American opinion pollster

Gary C. Lawrence is an American opinion pollster.

== Biography ==

=== Personal life ===
Lawrence received a B.A. in political science from Brigham Young University and a PhD in public affairs communication from Stanford University in 1972. Lawrence has spoken positively of his experiences at Stanford due to the enjoyably rigorous discussions he took part in, noting that he was the only Mormon, Republican, and conservative in his department, and thus he easily got into debates. As a devout Latter-day Saint, he has served in various official positions, such as being a missionary in Germany, a bishop, and a temple ordinance worker. He runs a polling company called Lawrence Research in Santa Ana, California.

=== Public opinions research ===
He conducted a poll in the spring of 2007 to investigate public perceptions of Latter-day Saints in the United States. He subsequently published a book in 2008 entitled How Americans View Mormonism: Seven Steps to Improve Our Image. When looking at the data concerning negative perceptions of Mormons, the book found that among the non-Mormon public...

- 43% believed that the LDS Church treats women as second-class citizens
- 39% thought that Mormons use pressure tactics
- 38% had said that the church is pushy
- 16% saw the church as racist
- 16% said that it is a “church to be feared"

The book also found that only 5% of non-Mormons said that they would be willing to seriously investigate the Church's claims. The research indicated that non-Mormons generally did not know much about Mormon beliefs, finding, for instance, that only 23% could correctly identify the LDS understanding of the Trinity. In spite of this, the book indicated that almost half of all Americans knew an active member of the LDS church, up to 71% have seen LDS ads on TV, and almost two-thirds have been approached by a Mormon missionary at some point.

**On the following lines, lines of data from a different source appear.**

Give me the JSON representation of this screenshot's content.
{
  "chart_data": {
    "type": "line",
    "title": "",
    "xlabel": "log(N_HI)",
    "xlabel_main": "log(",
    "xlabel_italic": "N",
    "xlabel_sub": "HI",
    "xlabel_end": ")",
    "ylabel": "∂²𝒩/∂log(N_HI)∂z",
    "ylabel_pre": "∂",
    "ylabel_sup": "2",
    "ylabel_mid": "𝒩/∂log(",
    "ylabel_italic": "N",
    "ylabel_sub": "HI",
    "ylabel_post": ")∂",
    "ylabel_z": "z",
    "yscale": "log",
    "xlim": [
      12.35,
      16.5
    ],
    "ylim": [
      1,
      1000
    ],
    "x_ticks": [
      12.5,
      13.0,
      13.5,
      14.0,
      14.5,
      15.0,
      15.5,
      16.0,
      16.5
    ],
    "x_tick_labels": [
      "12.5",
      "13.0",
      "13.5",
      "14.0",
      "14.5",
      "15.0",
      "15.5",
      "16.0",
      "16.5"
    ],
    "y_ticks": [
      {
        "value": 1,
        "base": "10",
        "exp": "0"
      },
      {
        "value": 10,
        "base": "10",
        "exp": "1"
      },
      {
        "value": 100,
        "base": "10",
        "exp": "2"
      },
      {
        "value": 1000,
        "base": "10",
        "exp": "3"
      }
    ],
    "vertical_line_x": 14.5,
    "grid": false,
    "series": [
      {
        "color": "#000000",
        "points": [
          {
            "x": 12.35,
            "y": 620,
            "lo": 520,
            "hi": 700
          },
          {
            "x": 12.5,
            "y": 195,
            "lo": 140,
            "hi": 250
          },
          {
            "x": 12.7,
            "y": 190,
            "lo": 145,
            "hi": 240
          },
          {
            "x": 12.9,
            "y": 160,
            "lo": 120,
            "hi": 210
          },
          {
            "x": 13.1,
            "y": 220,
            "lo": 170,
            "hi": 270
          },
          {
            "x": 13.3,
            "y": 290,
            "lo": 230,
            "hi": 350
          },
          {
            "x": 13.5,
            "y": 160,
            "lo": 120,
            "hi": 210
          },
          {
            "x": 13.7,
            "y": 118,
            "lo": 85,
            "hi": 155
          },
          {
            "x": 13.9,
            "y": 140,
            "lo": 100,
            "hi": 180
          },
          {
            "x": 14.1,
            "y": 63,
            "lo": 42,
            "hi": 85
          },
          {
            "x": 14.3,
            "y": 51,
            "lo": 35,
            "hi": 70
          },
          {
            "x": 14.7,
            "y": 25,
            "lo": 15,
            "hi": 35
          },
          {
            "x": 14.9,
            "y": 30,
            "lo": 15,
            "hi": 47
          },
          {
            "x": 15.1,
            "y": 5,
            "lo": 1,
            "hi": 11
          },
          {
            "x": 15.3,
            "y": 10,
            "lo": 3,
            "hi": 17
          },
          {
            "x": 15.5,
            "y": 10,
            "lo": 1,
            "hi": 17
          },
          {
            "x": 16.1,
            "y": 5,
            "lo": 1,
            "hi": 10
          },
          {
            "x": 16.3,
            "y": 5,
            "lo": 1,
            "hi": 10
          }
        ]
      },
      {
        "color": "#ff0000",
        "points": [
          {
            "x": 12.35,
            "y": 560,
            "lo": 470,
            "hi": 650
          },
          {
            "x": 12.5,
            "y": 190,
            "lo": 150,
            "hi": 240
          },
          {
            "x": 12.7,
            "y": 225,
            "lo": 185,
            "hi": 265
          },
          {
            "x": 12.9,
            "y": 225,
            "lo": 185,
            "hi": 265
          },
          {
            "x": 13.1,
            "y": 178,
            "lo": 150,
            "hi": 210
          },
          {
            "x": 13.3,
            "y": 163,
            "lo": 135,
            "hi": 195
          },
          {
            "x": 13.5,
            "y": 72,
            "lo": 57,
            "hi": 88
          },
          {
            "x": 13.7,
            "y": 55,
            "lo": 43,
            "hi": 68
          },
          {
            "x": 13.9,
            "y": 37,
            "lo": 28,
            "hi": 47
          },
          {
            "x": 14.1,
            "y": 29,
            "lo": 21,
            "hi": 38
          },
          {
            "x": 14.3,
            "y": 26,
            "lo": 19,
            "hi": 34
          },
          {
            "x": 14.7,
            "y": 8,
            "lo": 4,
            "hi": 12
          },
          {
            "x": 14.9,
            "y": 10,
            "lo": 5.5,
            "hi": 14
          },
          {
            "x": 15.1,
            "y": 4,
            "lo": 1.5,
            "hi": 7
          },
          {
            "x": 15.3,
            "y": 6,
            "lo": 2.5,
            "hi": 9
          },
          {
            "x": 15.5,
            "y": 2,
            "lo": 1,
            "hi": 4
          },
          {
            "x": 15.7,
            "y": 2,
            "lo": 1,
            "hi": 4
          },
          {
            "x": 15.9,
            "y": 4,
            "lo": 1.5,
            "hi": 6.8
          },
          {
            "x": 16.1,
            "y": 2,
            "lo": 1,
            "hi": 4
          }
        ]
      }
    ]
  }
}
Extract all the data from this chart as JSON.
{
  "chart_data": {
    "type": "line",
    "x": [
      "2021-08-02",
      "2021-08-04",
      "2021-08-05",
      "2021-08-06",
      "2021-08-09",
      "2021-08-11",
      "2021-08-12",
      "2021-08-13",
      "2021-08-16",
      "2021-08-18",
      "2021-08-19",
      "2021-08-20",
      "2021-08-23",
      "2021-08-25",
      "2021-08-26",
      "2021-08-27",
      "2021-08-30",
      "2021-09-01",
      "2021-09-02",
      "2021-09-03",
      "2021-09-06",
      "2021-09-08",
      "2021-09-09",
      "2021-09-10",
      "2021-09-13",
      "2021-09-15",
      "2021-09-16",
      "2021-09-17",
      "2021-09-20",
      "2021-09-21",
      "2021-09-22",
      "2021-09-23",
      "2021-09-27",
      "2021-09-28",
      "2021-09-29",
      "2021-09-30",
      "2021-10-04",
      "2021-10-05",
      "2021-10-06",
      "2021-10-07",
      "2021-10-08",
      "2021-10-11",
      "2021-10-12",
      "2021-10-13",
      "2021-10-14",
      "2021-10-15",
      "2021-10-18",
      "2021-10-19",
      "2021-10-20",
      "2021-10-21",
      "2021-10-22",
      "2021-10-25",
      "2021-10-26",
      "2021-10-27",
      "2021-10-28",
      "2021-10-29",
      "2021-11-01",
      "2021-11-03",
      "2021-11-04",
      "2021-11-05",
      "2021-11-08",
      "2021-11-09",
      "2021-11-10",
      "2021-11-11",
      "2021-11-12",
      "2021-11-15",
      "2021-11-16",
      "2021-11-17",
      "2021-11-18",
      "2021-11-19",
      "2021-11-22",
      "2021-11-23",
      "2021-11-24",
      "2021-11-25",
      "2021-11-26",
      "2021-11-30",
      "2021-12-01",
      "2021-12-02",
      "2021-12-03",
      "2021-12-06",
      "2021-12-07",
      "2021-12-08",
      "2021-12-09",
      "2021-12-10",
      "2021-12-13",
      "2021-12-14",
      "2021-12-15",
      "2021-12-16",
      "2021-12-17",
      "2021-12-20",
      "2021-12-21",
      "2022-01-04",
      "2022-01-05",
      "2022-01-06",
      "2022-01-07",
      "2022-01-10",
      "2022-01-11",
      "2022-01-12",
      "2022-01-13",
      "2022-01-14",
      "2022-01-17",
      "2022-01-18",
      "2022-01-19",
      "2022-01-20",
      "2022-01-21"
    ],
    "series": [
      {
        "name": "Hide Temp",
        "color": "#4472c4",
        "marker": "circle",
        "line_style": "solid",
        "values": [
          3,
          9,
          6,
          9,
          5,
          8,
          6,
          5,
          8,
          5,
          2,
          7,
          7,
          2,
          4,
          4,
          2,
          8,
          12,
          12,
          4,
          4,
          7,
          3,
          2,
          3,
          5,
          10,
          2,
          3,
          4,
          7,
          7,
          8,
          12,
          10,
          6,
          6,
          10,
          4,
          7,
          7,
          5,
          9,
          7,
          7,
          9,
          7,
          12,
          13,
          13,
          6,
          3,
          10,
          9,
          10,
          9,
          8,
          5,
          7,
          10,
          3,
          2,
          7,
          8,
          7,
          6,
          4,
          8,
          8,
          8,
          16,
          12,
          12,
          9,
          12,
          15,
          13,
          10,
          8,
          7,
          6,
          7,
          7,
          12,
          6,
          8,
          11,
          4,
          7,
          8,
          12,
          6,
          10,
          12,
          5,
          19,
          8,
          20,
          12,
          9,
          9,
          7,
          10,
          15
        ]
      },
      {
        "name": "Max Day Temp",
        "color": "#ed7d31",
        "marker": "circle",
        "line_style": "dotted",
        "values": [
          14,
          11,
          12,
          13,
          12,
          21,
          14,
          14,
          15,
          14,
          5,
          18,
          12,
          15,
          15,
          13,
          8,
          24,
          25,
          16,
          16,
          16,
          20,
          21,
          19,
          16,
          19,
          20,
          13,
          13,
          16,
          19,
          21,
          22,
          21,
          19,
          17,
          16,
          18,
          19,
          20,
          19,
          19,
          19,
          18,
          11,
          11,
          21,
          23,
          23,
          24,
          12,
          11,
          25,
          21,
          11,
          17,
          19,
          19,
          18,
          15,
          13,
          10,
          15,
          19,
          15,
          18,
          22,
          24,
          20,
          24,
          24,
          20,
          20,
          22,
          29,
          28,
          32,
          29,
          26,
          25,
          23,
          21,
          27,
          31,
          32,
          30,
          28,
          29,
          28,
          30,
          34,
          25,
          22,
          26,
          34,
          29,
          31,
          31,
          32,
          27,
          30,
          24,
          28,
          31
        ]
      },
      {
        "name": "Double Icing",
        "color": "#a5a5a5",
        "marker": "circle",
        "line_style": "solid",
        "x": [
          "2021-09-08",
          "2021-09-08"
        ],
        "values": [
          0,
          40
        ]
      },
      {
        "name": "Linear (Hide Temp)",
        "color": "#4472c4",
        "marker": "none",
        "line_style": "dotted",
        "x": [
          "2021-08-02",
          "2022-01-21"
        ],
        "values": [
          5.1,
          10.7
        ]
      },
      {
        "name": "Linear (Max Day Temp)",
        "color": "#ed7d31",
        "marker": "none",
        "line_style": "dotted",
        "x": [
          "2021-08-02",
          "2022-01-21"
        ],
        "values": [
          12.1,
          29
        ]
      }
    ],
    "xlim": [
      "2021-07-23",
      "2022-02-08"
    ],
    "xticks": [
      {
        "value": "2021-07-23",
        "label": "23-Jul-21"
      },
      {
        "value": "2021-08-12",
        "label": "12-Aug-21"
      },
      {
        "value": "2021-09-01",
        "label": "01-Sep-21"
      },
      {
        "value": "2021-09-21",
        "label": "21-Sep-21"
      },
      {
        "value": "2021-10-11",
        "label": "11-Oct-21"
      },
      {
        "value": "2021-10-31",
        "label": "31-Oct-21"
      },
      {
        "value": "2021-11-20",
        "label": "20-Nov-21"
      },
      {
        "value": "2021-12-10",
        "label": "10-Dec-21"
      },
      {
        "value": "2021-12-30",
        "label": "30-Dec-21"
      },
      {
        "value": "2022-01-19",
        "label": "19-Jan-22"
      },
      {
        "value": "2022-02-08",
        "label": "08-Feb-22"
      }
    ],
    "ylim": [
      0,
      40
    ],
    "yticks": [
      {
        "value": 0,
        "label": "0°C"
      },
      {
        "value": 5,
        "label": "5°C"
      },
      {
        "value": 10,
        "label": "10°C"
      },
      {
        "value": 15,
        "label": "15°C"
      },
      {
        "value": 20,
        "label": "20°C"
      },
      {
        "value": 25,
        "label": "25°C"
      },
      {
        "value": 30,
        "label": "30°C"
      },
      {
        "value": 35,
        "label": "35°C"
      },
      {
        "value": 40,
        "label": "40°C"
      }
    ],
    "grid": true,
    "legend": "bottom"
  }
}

Among the book's "seven-step improvement regime" are calls for Mormons to "listen before commenting," using less LDS-specific jargon, speaking plainly, following the Golden Rule, and removing "pressure tactics" from missionary outreach. He elaborated by saying that Mormons must remind the public that "force has no place in the church," and that they are committed to freedom of choice and the related principle of free agency."

=== Politics ===
During the 2008 controversy surrounding California's Proposition 8, which would outlaw same-sex marriage in the state, Lawrence published an online article for Meridian Magazine in which he said that "the new battle field" in the war in Heaven was now California, and further proclaimed that Lucifer employed appeals to equality and sympathy in order to win over converts. Lawrence explained that "if the arguments used in the war in heaven were persuasive enough to draw billions of God's spirit children away from him, why should we not expect them to be used on the present battlefield?" He further said that "the same minions cast out from the Father's presence still remember what worked up there." Lawrence continued to publish articles on spiritual and socio-political topics.